The fact that Banerjee chose to hold the health portfolio herself shows she realised its significance early on.


On March 3, the West Bengal Clinical Establishments (Registration, Regulation and transparency) Bill, 2017 was passed unanimously in the assembly, a recognition of the public mood. Banerjee thundered: "Some hospitals are overcharging patients, making exaggerated bills. The greed is crossing all limits. When the limits of patience are broken, steps have to be taken."


The Indian Medical Association (IMA) and local doctors associations bitterly criticised the new law. They petitioned the governor and high court to repeal the act. Neither was in a mood to oblige. The governor gave his assent and the bill became law on March 17. The high court dismissed the petition on August 21.


This is a recurring pattern across states -- repeated and determined efforts by governments to enact a law to regulate the private sector in the face of stiff opposition from doctors' associations. While doctors' strikes and demonstrations forced governments to back off on previous occasions, there is now little or no public sympathy for doctors and private hospitals. Sensing this, governments too are unwilling to be cowed down by the pressure tactics of corporate hospitals and doctors' associations.

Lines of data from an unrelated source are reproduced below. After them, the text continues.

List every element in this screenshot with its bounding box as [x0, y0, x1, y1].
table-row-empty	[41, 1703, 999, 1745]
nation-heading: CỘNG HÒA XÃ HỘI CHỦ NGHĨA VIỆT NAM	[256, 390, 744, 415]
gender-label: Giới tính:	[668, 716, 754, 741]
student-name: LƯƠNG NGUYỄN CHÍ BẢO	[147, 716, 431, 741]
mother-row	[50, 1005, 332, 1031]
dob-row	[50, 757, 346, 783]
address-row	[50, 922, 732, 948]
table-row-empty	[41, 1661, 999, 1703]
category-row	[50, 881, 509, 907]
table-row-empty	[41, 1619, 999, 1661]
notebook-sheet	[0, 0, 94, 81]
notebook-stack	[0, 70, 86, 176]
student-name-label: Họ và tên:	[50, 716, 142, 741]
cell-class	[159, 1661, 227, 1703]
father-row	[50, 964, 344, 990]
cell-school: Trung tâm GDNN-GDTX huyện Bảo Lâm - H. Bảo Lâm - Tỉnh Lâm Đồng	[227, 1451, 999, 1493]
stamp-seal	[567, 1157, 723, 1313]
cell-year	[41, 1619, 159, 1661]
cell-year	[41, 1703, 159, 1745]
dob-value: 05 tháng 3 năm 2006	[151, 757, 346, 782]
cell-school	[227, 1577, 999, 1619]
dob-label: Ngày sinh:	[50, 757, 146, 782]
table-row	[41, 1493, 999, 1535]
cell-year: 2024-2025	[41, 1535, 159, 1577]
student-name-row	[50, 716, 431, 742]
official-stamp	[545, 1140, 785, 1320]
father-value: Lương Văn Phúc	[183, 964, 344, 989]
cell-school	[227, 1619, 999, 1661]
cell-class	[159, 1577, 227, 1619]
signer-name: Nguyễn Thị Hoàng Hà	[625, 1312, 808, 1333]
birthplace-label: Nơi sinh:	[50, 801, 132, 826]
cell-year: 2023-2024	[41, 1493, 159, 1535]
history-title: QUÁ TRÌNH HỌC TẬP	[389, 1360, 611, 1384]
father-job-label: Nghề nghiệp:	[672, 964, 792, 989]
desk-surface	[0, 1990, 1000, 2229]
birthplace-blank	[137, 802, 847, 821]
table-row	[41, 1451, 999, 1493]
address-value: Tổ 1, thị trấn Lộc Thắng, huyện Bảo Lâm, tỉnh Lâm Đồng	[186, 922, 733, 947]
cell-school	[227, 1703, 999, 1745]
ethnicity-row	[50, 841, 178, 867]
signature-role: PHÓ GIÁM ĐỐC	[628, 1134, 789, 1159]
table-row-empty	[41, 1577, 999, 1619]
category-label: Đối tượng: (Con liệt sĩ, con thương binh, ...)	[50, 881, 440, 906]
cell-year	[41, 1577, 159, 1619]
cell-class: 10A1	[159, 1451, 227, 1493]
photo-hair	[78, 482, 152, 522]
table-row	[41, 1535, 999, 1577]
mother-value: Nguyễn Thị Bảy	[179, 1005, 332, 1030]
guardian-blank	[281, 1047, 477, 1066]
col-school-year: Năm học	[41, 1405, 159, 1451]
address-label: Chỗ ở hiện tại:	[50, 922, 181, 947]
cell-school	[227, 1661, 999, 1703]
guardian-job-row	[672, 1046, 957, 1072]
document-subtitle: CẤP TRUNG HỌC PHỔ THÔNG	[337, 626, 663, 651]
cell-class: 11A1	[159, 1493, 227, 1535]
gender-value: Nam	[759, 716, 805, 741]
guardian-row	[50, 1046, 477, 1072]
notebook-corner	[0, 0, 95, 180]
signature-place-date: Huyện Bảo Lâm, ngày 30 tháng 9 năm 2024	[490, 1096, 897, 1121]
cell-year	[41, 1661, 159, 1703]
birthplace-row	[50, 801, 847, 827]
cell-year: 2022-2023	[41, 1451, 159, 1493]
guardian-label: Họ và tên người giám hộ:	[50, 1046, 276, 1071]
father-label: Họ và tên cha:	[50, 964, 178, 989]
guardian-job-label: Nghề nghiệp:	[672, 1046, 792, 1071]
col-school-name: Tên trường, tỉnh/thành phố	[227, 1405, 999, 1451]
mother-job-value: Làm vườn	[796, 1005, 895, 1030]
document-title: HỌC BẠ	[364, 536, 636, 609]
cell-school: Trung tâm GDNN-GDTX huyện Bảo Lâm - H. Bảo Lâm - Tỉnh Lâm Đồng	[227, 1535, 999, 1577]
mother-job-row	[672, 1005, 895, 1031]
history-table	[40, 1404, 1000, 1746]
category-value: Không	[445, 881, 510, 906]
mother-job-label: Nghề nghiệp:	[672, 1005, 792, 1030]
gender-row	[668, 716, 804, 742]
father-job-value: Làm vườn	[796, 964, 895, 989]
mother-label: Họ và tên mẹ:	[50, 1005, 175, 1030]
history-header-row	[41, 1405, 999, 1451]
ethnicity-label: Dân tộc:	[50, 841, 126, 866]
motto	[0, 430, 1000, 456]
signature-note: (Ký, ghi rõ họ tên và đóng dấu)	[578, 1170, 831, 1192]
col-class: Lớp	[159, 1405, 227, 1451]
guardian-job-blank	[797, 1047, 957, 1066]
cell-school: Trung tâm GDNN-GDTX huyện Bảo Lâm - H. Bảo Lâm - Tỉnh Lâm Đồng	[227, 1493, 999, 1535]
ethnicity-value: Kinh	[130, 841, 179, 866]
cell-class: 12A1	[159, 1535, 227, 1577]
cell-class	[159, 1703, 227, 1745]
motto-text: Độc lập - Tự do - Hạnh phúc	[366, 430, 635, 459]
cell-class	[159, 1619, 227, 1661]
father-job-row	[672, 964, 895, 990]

"Anger against the medical profession and the private healthcare system has been building up since a decade. It is evident in the rising incidents of violence against doctors and hospitals. But in Karnataka, the medical fraternity has been putting relentless pressure on the government to restrict regulation. Hats off to the government for taking a tough stance," said Dr N Devadasan of the Institute of Public Health in Bangalore.


The Karnataka Private Medical Establishments (Amendment) Bill 2017 to regulate the private sector was tabled in the assembly in June. The IMA and local hospital associations went to court against the bill. They launched an indefinite strike, but had to call it off after the high court asked them to hold talks with the government. "The doctors expected a lot of anger against politicians, especially the government. But common people are congratulating the government," added Dr Devadasan.


In Mumbai, a hospital hoarding saying "No Commission only honest opinion" kicked off a row about doctors taking commissions from hospitals and diagnostic labs for referring patients. Responding to the outrage, in September, the state government released the draft Prevention of Cut Practice in Health Care Services Bill, 2017, the first in India to formally recognise the menace of cut practice. The bill proposes up to five years of imprisonment for demanding or accepting commissions. The 40,000-member strong IMA in Maharashtra protested vehemently but the government is moving ahead.


In Kerala, with the highest per capita expenditure on health in the country, the drafting of the Kerala Clinical Establishments (Registration & Regulation) Bill 2017 started last year. Several cases of negligence or callousness in private hospitals leading to deaths this year fuelled public anger. Hospitals refusing to reduce their treatment expenses despite stent prices falling added to it. 


The state government in August introduced a bill to regulate all hospitals and diagnostic centres. The bill was sent to the subject committee on health and not the select committee. "The subject committee means public hearings and a quicker process. Choosing this is a recognition of public support for the bill," said Dr B Iqbal, neurosurgeon and former vice chancellor of the University of Kerala.


"Clearly, the costs and the malpractices in private healthcare have become impossible to defend. This is just a one-shot attempt to contain costs, a knee jerk political response to the vocal dissatisfaction of the middle class and the elite with high costs. However, it is mostly about tertiary care, to which the poor have little access anyway. 


In reality, instead of improving and expanding the public sector, this is shifting the debate to how to improve access to private facilities. Allocation for public health facilities remains the same, showing just how serious governments actually are about addressing people's lack of access to affordable healthcare," said Dr Amit Sengupta of the Jan Swasthya Abhiyan, a network of organisations working on healthcare issues.